Agrisera AB
- Company type: Aktiebolag
- Industry: Biotech, Life Science
- Founded: 1985
- Key people: Erika Gelfgren (CEO), Greger Nordlund (Founder), Fredrik Netzel (Chairman of the Board)
- Products: Research antibodies for plant science
- Revenue: ▲48.5m SEK (2021)
- Number of employees: 42 (2022)
- Website: www.agrisera.com

= Agrisera =

Swedish antibody producer

Agrisera (also known as Agrisera antibodies) is a Swedish plant and algal antibody producer, established in 1985.

Agrisera was founded in 1985, as a small-scale producer of polyclonal and monoclonal antibodies for research. In 1999, the company advanced from exclusively offering custom antibody production, to also creating a catalog of ready-made antibodies, primarily to plant and algal proteins. Agrisera launched its online antibody shop in 2003, and has since grown to be a leading supplier of antibodies for plant research, with customers and distributors in over 60 countries. The development of many of the antibodies that Agrisera offers, has been done in close collaboration with research groups around the world. Agrisera was awarded as the Plant Science Antibody Supplier of the Year in 2019, by CiteAb, for being the company with the most antibody citations in research related to plant science.
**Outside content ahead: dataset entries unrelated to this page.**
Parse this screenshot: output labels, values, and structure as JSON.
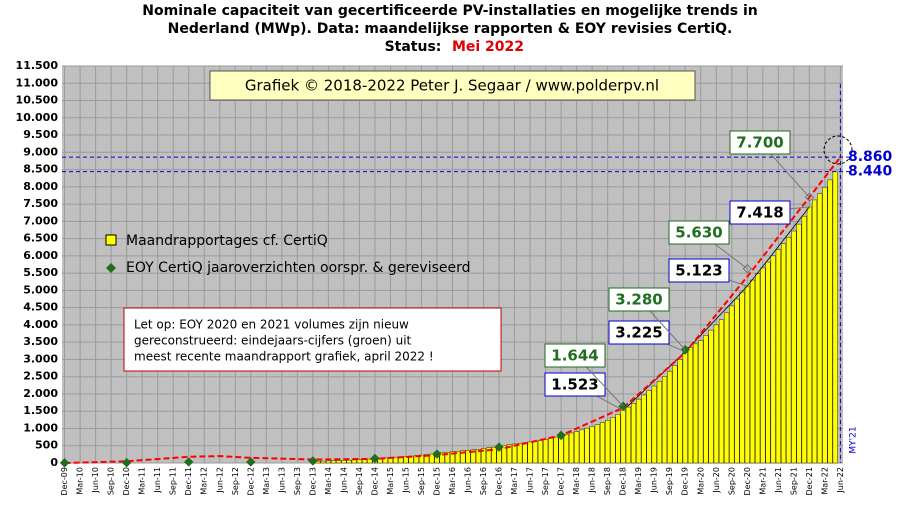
{
  "chart_data": {
    "type": "bar",
    "title": [
      "Nominale capaciteit van gecertificeerde PV-installaties en mogelijke trends in",
      "Nederland (MWp). Data: maandelijkse rapporten & EOY revisies CertiQ."
    ],
    "status_label": "Status:",
    "status_value": "Mei 2022",
    "copyright": "Grafiek © 2018-2022 Peter J. Segaar / www.polderpv.nl",
    "note": [
      "Let op: EOY 2020 en 2021 volumes zijn nieuw",
      "gereconstrueerd: eindejaars-cijfers (groen) uit",
      "meest recente maandrapport grafiek, april 2022 !"
    ],
    "side_label": "MY'21",
    "categories": [
      "Dec-09",
      null,
      null,
      "Mar-10",
      null,
      null,
      "Jun-10",
      null,
      null,
      "Sep-10",
      null,
      null,
      "Dec-10",
      null,
      null,
      "Mar-11",
      null,
      null,
      "Jun-11",
      null,
      null,
      "Sep-11",
      null,
      null,
      "Dec-11",
      null,
      null,
      "Mar-12",
      null,
      null,
      "Jun-12",
      null,
      null,
      "Sep-12",
      null,
      null,
      "Dec-12",
      null,
      null,
      "Mar-13",
      null,
      null,
      "Jun-13",
      null,
      null,
      "Sep-13",
      null,
      null,
      "Dec-13",
      null,
      null,
      "Mar-14",
      null,
      null,
      "Jun-14",
      null,
      null,
      "Sep-14",
      null,
      null,
      "Dec-14",
      null,
      null,
      "Mar-15",
      null,
      null,
      "Jun-15",
      null,
      null,
      "Sep-15",
      null,
      null,
      "Dec-15",
      null,
      null,
      "Mar-16",
      null,
      null,
      "Jun-16",
      null,
      null,
      "Sep-16",
      null,
      null,
      "Dec-16",
      null,
      null,
      "Mar-17",
      null,
      null,
      "Jun-17",
      null,
      null,
      "Sep-17",
      null,
      null,
      "Dec-17",
      null,
      null,
      "Mar-18",
      null,
      null,
      "Jun-18",
      null,
      null,
      "Sep-18",
      null,
      null,
      "Dec-18",
      null,
      null,
      "Mar-19",
      null,
      null,
      "Jun-19",
      null,
      null,
      "Sep-19",
      null,
      null,
      "Dec-19",
      null,
      null,
      "Mar-20",
      null,
      null,
      "Jun-20",
      null,
      null,
      "Sep-20",
      null,
      null,
      "Dec-20",
      null,
      null,
      "Mar-21",
      null,
      null,
      "Jun-21",
      null,
      null,
      "Sep-21",
      null,
      null,
      "Dec-21",
      null,
      null,
      "Mar-22",
      null,
      null,
      "Jun-22"
    ],
    "series": [
      {
        "name": "Maandrapportages cf. CertiQ",
        "color": "#ffff00",
        "values": [
          null,
          null,
          null,
          null,
          null,
          null,
          null,
          null,
          null,
          null,
          null,
          null,
          null,
          null,
          null,
          null,
          null,
          null,
          null,
          null,
          null,
          null,
          null,
          null,
          null,
          null,
          null,
          null,
          null,
          null,
          null,
          null,
          null,
          null,
          null,
          null,
          null,
          null,
          null,
          null,
          null,
          null,
          null,
          null,
          null,
          null,
          null,
          null,
          40,
          50,
          55,
          60,
          65,
          70,
          75,
          80,
          88,
          95,
          105,
          115,
          130,
          140,
          150,
          160,
          170,
          180,
          190,
          200,
          215,
          230,
          245,
          260,
          280,
          295,
          310,
          325,
          340,
          355,
          370,
          385,
          400,
          420,
          440,
          460,
          490,
          510,
          530,
          550,
          570,
          590,
          610,
          630,
          660,
          690,
          720,
          750,
          790,
          830,
          870,
          910,
          960,
          1010,
          1060,
          1110,
          1170,
          1240,
          1320,
          1410,
          1523,
          1620,
          1730,
          1850,
          1970,
          2100,
          2230,
          2370,
          2510,
          2660,
          2820,
          3000,
          3225,
          3350,
          3450,
          3550,
          3700,
          3850,
          4000,
          4150,
          4350,
          4550,
          4750,
          4950,
          5123,
          5300,
          5480,
          5650,
          5820,
          6000,
          6180,
          6360,
          6540,
          6720,
          6920,
          7150,
          7418,
          7620,
          7800,
          7990,
          8200,
          8440,
          null
        ],
        "callouts": [
          {
            "index": 108,
            "label": "1.523"
          },
          {
            "index": 120,
            "label": "3.225"
          },
          {
            "index": 132,
            "label": "5.123"
          },
          {
            "index": 144,
            "label": "7.418"
          }
        ]
      },
      {
        "name": "EOY CertiQ jaaroverzichten oorspr. & gereviseerd",
        "color": "#1e6e1e",
        "x": [
          0,
          12,
          24,
          36,
          48,
          60,
          72,
          84,
          96,
          108,
          120,
          132,
          144
        ],
        "values": [
          5,
          10,
          30,
          30,
          60,
          130,
          260,
          460,
          800,
          1644,
          3280,
          5630,
          7700
        ],
        "value_labels": [
          null,
          null,
          null,
          null,
          null,
          null,
          null,
          null,
          null,
          "1.644",
          "3.280",
          "5.630",
          "7.700"
        ]
      }
    ],
    "trend": {
      "color": "#ff0000",
      "x": [
        0,
        12,
        24,
        30,
        36,
        48,
        60,
        72,
        84,
        96,
        108,
        120,
        132,
        144,
        150
      ],
      "values": [
        0,
        50,
        180,
        200,
        150,
        100,
        120,
        230,
        400,
        800,
        1600,
        3200,
        5400,
        7700,
        8860
      ]
    },
    "hlines": [
      {
        "value": 8860,
        "label": "8.860"
      },
      {
        "value": 8440,
        "label": "8.440"
      }
    ],
    "ylim": [
      0,
      11500
    ],
    "yticks": [
      0,
      500,
      {
        "value": 1000,
        "label": "1.000"
      },
      {
        "value": 1500,
        "label": "1.500"
      },
      {
        "value": 2000,
        "label": "2.000"
      },
      {
        "value": 2500,
        "label": "2.500"
      },
      {
        "value": 3000,
        "label": "3.000"
      },
      {
        "value": 3500,
        "label": "3.500"
      },
      {
        "value": 4000,
        "label": "4.000"
      },
      {
        "value": 4500,
        "label": "4.500"
      },
      {
        "value": 5000,
        "label": "5.000"
      },
      {
        "value": 5500,
        "label": "5.500"
      },
      {
        "value": 6000,
        "label": "6.000"
      },
      {
        "value": 6500,
        "label": "6.500"
      },
      {
        "value": 7000,
        "label": "7.000"
      },
      {
        "value": 7500,
        "label": "7.500"
      },
      {
        "value": 8000,
        "label": "8.000"
      },
      {
        "value": 8500,
        "label": "8.500"
      },
      {
        "value": 9000,
        "label": "9.000"
      },
      {
        "value": 9500,
        "label": "9.500"
      },
      {
        "value": 10000,
        "label": "10.000"
      },
      {
        "value": 10500,
        "label": "10.500"
      },
      {
        "value": 11000,
        "label": "11.000"
      },
      {
        "value": 11500,
        "label": "11.500"
      }
    ],
    "grid": true
  }
}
Agrisera also collaborates with SciGrafik and leading plant scientists, including Professor Govindjee, a pioneer in the field of photosynthesis, to provide the scientific community with free, educational resources related to plant science.

In 2020, Agrisera was acquired by Olink. Olink Proteomics devised the Proximity extension assay (PEA) technology, a protein biomarker research tool used across a broad range of applications in academic/clinical research and drug development. In July 2024, Thermo Fisher Scientific acquired Olink.